O relator das contas municipais de Arara (proc. nº 02633/24) foi o conselheiro Antônio Gomes Vieira Filho, que em seu voto destacou as irregularidades apontadas pela Auditoria e, reiteradas pelo Ministério Público de Contas em parecer. Observou que o município recolheu menos de 51% das contribuições junto à Previdência, assim como, elevou o número de servidores contratados sem concurso, a título de serviços prestados, para 56,6%, em relação aos funcionários efetivos. Resolução do TCE fixa esses valores em 30%, no máximo, com a formalização de pacto para a redução gradativa. Cabe recurso.
Recursos – A Corte de Contas deu provimento ao recurso rescisório interposto pelo ex-secretário de Estado do Desenvolvimento Humano, Carlos Tibério Limeira Santos Fernandes, em face do julgamento contrário às contas anuais relativas ao exercício de 2021 (proc. nº 03704/25). O colegiado entendeu pelo retorno do processo à Auditoria, conforme solicitado pela defesa, tendo em vista a apresentação de novos documentos.
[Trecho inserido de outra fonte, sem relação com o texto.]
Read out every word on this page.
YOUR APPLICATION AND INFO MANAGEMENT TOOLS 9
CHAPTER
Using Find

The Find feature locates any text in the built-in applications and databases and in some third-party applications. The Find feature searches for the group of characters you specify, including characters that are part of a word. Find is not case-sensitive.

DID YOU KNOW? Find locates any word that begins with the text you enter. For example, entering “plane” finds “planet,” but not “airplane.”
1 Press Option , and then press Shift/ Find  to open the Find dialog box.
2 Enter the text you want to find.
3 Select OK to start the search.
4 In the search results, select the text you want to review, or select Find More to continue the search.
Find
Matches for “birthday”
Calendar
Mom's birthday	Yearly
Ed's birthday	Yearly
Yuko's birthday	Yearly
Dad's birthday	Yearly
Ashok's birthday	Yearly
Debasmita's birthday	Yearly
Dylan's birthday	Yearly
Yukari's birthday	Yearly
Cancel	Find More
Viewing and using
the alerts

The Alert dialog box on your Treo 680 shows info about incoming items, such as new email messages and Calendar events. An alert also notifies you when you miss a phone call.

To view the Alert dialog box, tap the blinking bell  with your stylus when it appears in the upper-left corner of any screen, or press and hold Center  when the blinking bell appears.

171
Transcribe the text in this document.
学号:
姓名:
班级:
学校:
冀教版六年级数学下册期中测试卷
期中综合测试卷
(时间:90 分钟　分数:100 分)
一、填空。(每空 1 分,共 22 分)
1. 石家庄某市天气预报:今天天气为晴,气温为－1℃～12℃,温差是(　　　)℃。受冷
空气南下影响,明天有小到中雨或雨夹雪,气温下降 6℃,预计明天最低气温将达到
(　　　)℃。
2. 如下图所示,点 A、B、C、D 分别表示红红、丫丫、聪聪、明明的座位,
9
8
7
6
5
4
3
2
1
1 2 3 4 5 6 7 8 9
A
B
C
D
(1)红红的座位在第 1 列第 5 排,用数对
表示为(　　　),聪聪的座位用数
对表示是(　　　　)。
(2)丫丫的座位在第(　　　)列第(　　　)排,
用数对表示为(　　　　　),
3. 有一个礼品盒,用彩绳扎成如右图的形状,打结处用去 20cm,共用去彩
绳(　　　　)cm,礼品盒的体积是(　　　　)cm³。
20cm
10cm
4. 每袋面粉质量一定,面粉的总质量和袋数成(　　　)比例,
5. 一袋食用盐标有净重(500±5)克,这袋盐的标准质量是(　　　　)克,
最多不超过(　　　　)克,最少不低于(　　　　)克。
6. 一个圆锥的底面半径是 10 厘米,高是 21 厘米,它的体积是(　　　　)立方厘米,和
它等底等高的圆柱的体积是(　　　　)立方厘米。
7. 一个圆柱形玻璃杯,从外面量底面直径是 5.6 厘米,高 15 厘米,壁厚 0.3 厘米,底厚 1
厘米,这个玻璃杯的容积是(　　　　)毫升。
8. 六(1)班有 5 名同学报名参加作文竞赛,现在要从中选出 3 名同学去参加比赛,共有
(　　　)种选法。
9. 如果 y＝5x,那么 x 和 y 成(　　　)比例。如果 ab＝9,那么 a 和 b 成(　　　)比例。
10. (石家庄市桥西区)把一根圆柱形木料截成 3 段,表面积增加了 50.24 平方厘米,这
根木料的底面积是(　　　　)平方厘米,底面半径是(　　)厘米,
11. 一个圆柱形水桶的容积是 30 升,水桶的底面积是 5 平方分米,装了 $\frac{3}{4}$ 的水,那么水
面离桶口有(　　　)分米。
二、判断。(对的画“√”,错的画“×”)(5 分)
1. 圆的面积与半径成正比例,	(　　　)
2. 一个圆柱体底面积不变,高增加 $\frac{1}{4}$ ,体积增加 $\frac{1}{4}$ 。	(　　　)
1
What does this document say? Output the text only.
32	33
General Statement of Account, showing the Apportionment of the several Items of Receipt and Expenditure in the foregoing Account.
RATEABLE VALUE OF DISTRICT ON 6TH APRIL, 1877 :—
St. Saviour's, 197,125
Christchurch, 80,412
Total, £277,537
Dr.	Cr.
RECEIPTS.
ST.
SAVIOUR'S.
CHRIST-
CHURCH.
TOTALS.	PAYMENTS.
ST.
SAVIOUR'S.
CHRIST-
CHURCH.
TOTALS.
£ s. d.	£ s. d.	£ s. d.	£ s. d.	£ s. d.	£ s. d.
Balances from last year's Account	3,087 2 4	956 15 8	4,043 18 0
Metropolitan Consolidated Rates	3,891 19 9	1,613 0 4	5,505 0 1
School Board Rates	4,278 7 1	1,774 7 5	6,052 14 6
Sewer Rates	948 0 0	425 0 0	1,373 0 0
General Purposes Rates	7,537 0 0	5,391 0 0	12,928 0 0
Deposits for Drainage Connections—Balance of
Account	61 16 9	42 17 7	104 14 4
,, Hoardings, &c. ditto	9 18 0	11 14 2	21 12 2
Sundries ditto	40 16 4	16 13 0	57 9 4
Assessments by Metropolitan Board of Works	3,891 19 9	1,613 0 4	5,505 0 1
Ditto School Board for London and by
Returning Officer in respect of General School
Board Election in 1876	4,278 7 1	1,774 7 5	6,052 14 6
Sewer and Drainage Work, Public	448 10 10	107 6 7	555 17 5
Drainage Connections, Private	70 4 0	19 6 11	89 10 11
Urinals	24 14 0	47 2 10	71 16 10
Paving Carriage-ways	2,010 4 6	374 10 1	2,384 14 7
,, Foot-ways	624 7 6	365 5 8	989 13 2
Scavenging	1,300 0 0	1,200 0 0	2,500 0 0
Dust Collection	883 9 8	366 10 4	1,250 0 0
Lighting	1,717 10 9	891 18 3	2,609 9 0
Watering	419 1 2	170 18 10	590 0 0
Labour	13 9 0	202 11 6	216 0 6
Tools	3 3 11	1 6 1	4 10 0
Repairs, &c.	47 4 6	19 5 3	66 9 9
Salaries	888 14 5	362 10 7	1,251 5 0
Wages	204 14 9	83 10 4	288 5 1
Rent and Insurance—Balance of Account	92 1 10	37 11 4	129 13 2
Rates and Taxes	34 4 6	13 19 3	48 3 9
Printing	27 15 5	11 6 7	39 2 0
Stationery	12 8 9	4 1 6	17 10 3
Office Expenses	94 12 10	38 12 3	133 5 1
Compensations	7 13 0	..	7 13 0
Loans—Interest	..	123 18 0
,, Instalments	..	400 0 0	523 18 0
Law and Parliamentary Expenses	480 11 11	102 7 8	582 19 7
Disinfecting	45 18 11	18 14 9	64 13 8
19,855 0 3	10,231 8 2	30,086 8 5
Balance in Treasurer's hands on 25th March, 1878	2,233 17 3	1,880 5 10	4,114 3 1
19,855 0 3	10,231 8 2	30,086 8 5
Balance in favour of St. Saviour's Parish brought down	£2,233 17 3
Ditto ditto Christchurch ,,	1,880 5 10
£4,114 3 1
No voto, o relator, conselheiro Antônio Gomes Vieira Filho, justificou tratar-se do último recurso a ser manuseado pelo gestor, em respeito ao princípio da ampla defesa.
A Corte ainda negou provimento ao Recurso de Apelação (proc. nº 00738/24), interposto pelo secretário de Administração do município de João Pessoa, Ariosvaldo de Andrade Alves, em face do Acórdão AC2-TC 00771/251, a respeito de Inspeção Especial de Licitações e Contratos, e o julgamento irregular do procedimento licitatório da modalidade Concorrência Pública 06.001/2024, referente a concessão para operação de estacionamento rotativo em logradouro público no município de João Pessoa.
Os membros da Corte acompanharam a relatora, conselheira Alanna Camilla Galdino, que no voto, reiterou graves violações que podem comprometer o procedimento, desde o início, e ainda gerar conseqüências negativas ao longo do período da concessão – que é de 30 anos, além da assinatura prematura do contrato, após as falhas apontadas pelo TCE, indicando assim, ausência de boa-fé objetiva.
Composição – O Tribunal de Contas realizou sua 2534ª sessão ordinária remota e presencial, sob a presidência do conselheiro Fábio Nogueira. Estiveram presentes para composição do quórum os conselheiros André Carlo Torres Pontes, Antônio Gomes Vieira Filho, Alanna Camilla Santos Galdino Vieira, Deusdete Queiroga Filho e Taciano Luiz Barbosa Diniz. Também os conselheiros substitutos Marcus Vinícius Carvalho Farias e Renato Sérgio Santiago Melo. O Ministério Público de Contas esteve representado pelo subprocurador Bradson Tibério Luna Camelo.